Our findings indicate that more attention is needed for older adults with LLOA who have persistent severe pain as only few persons with LLOA and persistent severe pain showed good functioning, especially with regard to physical functioning, but also with regard to social and mental functioning. Their treatment should particularly focus on reducing pain and on improving functioning. Recommendations already exist for adequate pain management in individuals with clinical OA, including education and self-management programs, weight management, general exercise, strength and resistance training, and adequate pharmacological treatment [38]. As pain has a negative impact on physical functioning [39, 40] and some of the above interventions directly improve physical performance, reducing pain might have positive effects on functioning as well. As an alternative approach, interventions aimed at improving functioning by intervening on predictors related to resilience might yield positive results. In the current study, a wide range of potential predictors of resilience were explored. Among these predictors, only higher physical activity levels were related to good physical functioning, which fits to earlier recommendations promoting general exercise [38, 41]. Higher age and female sex were related to lower odds of good social functioning, and intermediate to high education was related to higher odds on good mental or social functioning.
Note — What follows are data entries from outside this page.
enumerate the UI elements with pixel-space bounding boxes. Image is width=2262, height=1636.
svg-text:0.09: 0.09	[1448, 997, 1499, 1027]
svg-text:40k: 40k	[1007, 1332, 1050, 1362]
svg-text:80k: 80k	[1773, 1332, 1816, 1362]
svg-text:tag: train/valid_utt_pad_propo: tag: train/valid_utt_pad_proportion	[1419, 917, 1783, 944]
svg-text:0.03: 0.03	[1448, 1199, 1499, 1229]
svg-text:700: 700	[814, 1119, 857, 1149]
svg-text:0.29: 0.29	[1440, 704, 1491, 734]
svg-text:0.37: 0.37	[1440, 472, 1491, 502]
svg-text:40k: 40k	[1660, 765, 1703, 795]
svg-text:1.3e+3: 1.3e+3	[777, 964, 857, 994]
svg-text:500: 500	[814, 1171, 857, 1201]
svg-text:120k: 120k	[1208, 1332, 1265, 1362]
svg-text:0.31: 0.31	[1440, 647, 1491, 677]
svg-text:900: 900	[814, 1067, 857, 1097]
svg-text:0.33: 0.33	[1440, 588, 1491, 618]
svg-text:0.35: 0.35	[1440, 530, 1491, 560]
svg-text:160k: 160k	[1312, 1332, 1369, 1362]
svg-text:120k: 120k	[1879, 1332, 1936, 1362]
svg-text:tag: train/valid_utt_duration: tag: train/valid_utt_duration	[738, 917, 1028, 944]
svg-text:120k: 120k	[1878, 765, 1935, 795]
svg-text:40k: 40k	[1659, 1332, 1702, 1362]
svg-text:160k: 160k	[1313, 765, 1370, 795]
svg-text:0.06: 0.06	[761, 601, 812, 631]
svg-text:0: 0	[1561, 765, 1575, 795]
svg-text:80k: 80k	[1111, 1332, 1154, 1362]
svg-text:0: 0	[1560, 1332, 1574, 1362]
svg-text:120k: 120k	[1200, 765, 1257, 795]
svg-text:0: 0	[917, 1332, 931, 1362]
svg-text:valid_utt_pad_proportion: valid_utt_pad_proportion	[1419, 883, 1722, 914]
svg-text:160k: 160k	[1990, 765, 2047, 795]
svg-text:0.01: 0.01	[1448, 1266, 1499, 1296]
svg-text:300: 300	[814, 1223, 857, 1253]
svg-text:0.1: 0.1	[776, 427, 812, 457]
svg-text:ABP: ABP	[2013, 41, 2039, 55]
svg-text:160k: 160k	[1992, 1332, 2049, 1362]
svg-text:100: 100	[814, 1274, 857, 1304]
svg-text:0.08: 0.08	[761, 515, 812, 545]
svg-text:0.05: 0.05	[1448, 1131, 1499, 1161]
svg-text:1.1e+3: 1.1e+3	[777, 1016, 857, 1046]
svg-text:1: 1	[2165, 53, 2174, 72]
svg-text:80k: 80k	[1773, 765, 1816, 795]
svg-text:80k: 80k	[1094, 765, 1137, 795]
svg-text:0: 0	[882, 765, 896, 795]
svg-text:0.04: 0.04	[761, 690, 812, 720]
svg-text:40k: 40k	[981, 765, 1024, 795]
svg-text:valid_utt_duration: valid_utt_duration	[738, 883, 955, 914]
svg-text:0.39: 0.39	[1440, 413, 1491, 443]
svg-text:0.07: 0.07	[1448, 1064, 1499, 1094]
As these predictors are non-modifiable, they may be used to identify individuals at high risk of low functioning. Some of the other findings may serve as a basis for the development of new interventions or reuse and adaptation of existing interventions. In particular, enhancement of sense of mastery and contacts with friends seem promising elements of such interventions. A promising intervention affecting these outcomes might be the Chronic Disease Self-Management Program [42, 43].

A strength of this study is that six European cohorts with representative samples of community-dwelling older adults were studied with standardized data collection procedures. Another strength is the focus on resilience instead of negative outcomes, and the wide range of both predictors and outcomes that were studied. A weakness is the relatively small sample of 95 individuals in which the predictors of resilience were studied, which is a drawback of using a representative sample of community-dwelling older adults, where only a fraction is affected by LLOA and has persistent severe pain. An advantage, however, is that the current study gives more insight in the actual number of people affected and the number of people showing resilience in the general population. Because of the small sample size, we chose the median as a statistical cut-off point for good physical and social functioning. In future research it might be good to choose a stricter cut-off point, indicating optimal functioning. Finally, it would have been interesting to have information about the stage of OA. As only people with persistent severe pain were included in our sample, we assume that our sample does not include people with early stage OA.

Conclusions

In conclusion, in individuals having LLOA with persistent severe pain, only few individuals showed good physical functioning and about half of participants showed good mental or social functioning. Predictors of resilience differed between domains of functioning, and might provide new insights for treatment.